MCTS Self-Paced Training: Styles and Animation in Windows Presentation Foundation
- 7/9/2008
Chapter Summary
Styles allow you to define consistent visual styles for your application by using a collection of Setters. They usually are defined as a Resource and referenced in XAML, though they can be set inline or dynamically. Styles can be inherited from other styles and applied to all instances of a particular type.
Triggers respond to changes in the application environment. Property triggers and multi-triggers listen for changes in property values, and data triggers and multi-data-triggers listen for changes in bound values. When one of these triggers is activated, its Setters collection is applied. EventTriggers listen for a routed event and execute Actions in response to that event.

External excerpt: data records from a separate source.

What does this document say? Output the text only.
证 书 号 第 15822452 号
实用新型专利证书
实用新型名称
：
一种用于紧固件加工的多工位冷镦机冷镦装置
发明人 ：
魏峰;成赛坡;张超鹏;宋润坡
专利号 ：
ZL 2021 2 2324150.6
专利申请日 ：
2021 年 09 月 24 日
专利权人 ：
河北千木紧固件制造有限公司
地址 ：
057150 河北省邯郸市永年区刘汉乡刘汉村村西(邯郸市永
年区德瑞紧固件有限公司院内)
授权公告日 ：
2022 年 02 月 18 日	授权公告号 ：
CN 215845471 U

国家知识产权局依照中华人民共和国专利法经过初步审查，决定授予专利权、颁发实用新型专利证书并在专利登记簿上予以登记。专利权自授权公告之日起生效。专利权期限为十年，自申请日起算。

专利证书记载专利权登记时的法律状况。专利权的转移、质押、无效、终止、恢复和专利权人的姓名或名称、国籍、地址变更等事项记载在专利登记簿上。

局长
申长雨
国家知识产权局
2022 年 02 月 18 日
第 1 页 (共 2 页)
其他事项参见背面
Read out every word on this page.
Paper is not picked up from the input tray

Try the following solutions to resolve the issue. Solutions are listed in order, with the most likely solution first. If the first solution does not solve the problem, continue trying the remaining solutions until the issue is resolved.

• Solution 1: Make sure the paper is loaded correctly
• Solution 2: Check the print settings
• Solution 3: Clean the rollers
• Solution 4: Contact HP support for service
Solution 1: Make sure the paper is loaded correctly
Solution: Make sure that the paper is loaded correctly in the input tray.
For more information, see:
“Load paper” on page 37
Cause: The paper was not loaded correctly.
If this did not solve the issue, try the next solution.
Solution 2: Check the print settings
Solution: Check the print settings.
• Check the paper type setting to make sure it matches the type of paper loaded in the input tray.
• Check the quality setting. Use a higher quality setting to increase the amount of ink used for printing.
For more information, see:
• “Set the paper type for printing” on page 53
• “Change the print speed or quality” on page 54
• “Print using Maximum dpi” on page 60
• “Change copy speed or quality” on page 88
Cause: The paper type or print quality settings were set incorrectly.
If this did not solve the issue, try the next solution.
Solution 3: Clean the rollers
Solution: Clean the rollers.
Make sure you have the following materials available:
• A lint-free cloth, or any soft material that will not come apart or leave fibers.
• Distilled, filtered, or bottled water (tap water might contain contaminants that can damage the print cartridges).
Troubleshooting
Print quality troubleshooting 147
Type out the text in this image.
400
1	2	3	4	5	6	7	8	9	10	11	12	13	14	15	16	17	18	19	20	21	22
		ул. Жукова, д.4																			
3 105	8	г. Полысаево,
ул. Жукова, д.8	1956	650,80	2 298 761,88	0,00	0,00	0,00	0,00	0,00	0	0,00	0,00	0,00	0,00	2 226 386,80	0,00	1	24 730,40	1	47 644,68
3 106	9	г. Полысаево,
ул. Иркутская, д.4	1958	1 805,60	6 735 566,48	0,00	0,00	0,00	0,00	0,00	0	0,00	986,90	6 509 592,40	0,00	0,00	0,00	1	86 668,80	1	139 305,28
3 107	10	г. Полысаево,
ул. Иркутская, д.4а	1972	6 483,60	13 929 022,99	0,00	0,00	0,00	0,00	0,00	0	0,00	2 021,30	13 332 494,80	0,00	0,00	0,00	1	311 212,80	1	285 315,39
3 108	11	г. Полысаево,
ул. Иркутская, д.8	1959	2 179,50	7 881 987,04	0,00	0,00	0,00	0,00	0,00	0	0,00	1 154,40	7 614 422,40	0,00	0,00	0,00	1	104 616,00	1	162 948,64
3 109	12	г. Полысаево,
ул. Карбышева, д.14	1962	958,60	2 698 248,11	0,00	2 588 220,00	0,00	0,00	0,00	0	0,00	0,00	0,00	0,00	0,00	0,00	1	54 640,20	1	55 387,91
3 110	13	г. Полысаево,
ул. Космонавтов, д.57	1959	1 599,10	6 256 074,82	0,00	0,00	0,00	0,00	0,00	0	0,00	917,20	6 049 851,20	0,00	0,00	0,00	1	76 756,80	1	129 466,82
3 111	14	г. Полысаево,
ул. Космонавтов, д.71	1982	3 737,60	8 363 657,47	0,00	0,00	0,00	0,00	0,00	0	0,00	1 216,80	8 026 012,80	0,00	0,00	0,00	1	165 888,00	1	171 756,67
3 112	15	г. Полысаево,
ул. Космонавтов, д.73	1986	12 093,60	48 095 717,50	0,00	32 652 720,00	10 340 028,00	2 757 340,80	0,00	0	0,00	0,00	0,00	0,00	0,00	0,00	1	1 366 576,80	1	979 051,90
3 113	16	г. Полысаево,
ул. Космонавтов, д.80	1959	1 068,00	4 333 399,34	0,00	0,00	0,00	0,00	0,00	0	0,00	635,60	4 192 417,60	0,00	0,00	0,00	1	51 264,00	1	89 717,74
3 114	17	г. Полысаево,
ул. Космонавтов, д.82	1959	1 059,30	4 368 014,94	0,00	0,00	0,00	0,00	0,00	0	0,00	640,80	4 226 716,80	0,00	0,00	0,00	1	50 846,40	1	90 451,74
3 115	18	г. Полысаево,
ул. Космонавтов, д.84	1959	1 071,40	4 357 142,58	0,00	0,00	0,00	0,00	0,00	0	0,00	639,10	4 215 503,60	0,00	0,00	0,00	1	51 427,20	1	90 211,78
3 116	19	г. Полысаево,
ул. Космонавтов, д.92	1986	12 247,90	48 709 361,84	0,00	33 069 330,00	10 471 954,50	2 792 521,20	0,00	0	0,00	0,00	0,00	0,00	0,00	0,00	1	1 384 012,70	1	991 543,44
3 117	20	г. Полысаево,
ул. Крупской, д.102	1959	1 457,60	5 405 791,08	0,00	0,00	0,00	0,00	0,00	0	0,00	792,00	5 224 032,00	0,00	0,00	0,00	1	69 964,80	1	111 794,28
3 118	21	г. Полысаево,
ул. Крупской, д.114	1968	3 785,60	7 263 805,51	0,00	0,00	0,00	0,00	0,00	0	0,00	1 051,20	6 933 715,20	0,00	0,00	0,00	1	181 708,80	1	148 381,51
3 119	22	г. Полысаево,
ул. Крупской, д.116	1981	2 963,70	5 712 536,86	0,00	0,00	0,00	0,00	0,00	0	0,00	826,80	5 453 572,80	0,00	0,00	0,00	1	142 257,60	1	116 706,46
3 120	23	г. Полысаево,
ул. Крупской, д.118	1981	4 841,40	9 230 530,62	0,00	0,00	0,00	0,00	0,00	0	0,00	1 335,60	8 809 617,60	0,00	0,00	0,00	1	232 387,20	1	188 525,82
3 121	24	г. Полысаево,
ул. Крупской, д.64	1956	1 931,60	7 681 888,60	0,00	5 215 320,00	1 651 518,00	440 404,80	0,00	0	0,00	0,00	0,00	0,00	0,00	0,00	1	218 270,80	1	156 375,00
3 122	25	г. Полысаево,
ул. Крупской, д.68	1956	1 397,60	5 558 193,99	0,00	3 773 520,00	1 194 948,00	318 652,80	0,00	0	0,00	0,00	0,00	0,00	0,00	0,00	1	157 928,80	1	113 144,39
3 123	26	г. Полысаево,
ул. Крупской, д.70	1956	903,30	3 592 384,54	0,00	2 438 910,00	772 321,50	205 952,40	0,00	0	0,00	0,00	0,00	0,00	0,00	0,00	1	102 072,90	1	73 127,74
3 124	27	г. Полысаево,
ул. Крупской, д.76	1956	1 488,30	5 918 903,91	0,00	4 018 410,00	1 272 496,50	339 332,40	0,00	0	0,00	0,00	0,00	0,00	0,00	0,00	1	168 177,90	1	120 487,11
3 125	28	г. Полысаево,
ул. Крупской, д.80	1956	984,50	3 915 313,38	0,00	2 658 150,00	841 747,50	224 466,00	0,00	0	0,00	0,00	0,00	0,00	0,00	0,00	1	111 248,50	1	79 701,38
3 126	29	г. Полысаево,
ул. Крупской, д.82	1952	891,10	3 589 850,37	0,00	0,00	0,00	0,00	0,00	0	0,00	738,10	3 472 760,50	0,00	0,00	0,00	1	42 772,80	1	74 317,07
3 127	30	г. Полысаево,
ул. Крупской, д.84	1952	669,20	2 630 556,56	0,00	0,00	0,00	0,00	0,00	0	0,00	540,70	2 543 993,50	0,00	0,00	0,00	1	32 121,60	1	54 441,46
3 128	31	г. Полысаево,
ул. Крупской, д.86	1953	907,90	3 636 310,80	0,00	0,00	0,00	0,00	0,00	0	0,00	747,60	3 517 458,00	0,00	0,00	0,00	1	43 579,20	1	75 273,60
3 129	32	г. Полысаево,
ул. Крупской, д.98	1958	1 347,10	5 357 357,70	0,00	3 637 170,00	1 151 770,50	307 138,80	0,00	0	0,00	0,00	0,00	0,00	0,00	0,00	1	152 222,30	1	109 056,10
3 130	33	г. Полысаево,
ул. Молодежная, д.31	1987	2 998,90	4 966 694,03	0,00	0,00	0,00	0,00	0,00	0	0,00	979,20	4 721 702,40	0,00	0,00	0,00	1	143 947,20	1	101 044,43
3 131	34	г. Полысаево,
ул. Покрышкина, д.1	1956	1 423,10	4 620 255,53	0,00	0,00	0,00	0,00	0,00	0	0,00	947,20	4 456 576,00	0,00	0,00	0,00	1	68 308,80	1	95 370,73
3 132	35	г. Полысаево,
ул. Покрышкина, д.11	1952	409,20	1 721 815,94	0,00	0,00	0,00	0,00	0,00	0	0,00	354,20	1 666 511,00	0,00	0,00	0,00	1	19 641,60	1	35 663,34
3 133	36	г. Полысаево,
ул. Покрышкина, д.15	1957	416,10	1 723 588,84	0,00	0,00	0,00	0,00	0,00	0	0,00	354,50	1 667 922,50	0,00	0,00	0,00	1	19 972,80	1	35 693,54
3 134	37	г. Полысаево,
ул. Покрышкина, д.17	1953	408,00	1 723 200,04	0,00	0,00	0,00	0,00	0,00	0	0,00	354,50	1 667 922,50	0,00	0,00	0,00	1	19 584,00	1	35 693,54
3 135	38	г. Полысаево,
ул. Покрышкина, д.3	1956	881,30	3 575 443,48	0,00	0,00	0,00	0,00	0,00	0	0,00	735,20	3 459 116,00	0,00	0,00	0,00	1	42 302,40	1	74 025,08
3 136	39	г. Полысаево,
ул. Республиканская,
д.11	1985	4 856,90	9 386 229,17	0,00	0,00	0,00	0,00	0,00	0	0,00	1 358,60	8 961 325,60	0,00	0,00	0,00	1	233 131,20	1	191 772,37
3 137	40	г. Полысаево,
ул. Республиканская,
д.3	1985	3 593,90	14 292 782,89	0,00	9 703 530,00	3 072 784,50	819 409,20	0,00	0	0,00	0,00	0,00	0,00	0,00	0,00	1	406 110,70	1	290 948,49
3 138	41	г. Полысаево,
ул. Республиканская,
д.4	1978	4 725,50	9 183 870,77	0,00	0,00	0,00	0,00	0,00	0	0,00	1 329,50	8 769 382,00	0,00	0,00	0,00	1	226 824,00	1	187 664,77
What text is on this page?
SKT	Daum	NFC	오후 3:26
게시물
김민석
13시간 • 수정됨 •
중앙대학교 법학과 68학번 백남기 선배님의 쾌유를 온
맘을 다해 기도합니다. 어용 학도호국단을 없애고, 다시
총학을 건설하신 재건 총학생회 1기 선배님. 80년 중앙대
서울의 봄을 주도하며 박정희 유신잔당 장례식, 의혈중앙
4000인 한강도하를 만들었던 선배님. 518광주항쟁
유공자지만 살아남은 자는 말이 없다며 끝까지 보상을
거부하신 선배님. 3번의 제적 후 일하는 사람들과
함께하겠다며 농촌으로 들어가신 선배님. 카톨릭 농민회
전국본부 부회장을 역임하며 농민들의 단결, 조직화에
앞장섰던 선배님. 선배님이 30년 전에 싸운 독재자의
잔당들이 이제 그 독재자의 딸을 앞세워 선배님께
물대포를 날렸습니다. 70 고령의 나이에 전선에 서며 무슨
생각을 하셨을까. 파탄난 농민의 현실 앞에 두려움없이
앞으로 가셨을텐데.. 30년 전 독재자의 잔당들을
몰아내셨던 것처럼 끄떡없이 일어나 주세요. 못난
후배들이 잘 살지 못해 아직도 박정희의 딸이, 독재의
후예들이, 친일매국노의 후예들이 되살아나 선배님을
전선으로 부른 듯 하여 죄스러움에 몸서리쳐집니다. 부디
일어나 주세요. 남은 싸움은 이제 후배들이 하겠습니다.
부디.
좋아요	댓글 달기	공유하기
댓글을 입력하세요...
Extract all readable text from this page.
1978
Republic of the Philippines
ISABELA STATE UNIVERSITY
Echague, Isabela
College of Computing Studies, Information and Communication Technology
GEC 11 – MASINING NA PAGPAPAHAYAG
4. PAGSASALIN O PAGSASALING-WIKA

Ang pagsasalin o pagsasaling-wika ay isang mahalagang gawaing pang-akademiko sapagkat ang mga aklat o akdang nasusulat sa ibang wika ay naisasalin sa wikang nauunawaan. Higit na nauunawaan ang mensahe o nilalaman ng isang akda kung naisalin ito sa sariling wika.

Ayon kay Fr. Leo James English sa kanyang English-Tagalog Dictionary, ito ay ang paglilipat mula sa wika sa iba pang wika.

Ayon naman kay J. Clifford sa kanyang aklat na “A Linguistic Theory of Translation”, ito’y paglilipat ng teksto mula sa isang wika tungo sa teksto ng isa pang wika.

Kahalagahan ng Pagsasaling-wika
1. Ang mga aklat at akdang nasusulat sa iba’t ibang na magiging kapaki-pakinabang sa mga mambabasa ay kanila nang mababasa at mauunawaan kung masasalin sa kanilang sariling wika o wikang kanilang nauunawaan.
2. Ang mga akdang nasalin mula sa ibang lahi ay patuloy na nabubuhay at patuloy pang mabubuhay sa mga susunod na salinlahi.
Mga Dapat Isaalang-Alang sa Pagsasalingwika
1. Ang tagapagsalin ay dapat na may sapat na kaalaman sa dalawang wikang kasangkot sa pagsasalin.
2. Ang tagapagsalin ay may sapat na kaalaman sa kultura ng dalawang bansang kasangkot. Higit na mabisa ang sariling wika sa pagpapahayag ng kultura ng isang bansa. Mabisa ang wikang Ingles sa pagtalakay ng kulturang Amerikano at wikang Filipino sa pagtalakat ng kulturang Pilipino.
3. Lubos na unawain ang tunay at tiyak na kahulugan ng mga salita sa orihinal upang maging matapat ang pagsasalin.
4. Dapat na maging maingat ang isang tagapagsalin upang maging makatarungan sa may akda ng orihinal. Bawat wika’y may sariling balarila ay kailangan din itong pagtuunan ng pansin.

Property values follow a strict order of precedence depending on how they are set.
Animation objects drive automated property changes over time. There are three different types of Animation objects—linear animations, key frame–based animations, and path-based animations. Every animatable type has one or more Animation classes that can be used with it. Animations are organized by Storyboard objects, which are themselves controlled by Action objects that are activated in the Action collections of Trigger objects.
Animations that use key frames provide waypoints that the Animation visits as it progresses. Key frames can be linear, spline-based, or discrete.
You can create and apply Animation objects in code. When doing this, you do not need to define a Storyboard object, but rather you call the BeginAnimation method on the element with which you want to associate the Animation.